The New York Times reports that the legal wrangling over new U.S. EPA rules meant to curb interstate air pollution from power plants "turned into a full-blown melee late last week, with at least two dozen power companies, cities, states and industry groups joining the fray before Friday's deadline for court challenges."

"There are now more than 30 lawsuits asking the U.S. Court of Appeals for the District of Columbia Circuit to block the Cross-State Air Pollution Rule, which sets strict new limits on the nitrogen oxides (NOx) and sulfur dioxide (SO2) that cause soot and smog. EPA started crafting the program after the court found flaws with the George W. Bush-era Clean Air Interstate Rule, which was also meant to ensure that one state's pollution does not make it harder for another state to meet federal air quality standards."

Also among those filing lawsuits last week were Florida Electric Power Coordinating Group Inc.; the Kansas City Board of Public Utilities; Southwestern Public Service Co.; Northern States Power Co.; Wisconsin Paper Council Inc.; the city of Ames, Iowa; the Municipal Electric Authority of Georgia; the South Mississippi Electric Power Association; the National Rural Electric Cooperative Association; Consolidated Edison Co. of New York; Wisconsin Electric Power Co.; the Louisiana Chemical Association; Peabody Energy Corp.; the state of Georgia; the city of Springfield, Ill.; AEP Texas North Co.; the United Mine Workers of America; Entergy Corp.; the Lafayette Utilities System; the Midwest Ozone Group; Murray Energy Corp.; and the Utility Air Regulatory Group.

EPA, which predicts huge public health gains from cleaning up soot and smog, says that it has been attuned to the needs of power companies while writing the rules.

The agency's approach, not surprisingly, has won the backing of  public health and environmental groups.But it also is endorsed by some energy companies whose power plants emit lower amounts of pollution

Among them is New Jersey-based PSEG, natural gas-driven Calpine Corp. and Exelon Corp., the operator of the nation's largest fleet of nuclear plants.
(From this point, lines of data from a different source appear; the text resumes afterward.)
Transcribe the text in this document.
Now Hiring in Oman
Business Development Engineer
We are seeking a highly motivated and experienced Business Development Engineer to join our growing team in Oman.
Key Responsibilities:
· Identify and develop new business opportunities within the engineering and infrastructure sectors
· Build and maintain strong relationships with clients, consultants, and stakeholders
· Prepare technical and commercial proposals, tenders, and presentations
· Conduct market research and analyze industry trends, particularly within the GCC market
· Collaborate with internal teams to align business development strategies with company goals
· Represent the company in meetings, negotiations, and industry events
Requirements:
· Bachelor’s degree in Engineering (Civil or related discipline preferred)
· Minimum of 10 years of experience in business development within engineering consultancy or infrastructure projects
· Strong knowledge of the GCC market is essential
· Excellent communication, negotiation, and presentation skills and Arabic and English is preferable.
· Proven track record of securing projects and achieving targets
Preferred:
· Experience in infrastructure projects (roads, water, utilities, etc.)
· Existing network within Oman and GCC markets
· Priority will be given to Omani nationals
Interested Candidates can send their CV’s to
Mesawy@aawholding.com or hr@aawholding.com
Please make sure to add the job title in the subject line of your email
All three are urging the court to let the rules proceed.

New Jersey is a noted victim of cross-state air pollution 

The Garden State has been unable to meet national air quality standards for years and a big part of its problem is due to prevailing winds carrying pollution from facilities like the Portland Generating Station, a coal-fired power plant in neighboring Pennsylvania.

In May of 2010, the New Jersey Department of Environmental Protection petitioned the EPA to require the plant to install a scrubber that would catch 95 percent of sulfur dioxide before it leaves the plant's smokestacks.

"New Jersey has some of the worst air quality in the nation already and plants like this make the problem worse," NJDEP Commissioner Bob Martin said at the time. "Much of New Jersey's poor air quality is attributable to upwind, out-of-state pollution sources like the Portland plant."

Martin claimed that the 52-year-old coal-fired power plant is among the least efficient in the country, emitting more sulfur dioxide than seven of New Jersey's coal-fired plants combined.

Environmental groups have kept the pressure on the Portland plant

During the morning hours o f August 11, 2001, Greenpeace flew the hot-air aircraft, pictured at the top of this post, around the facility in Upper Mount Bethel Township to protest the plant's continued emissions.

Portland officials say they will be forced to close or to convert to burning natural gas if the EPA rules are adopted.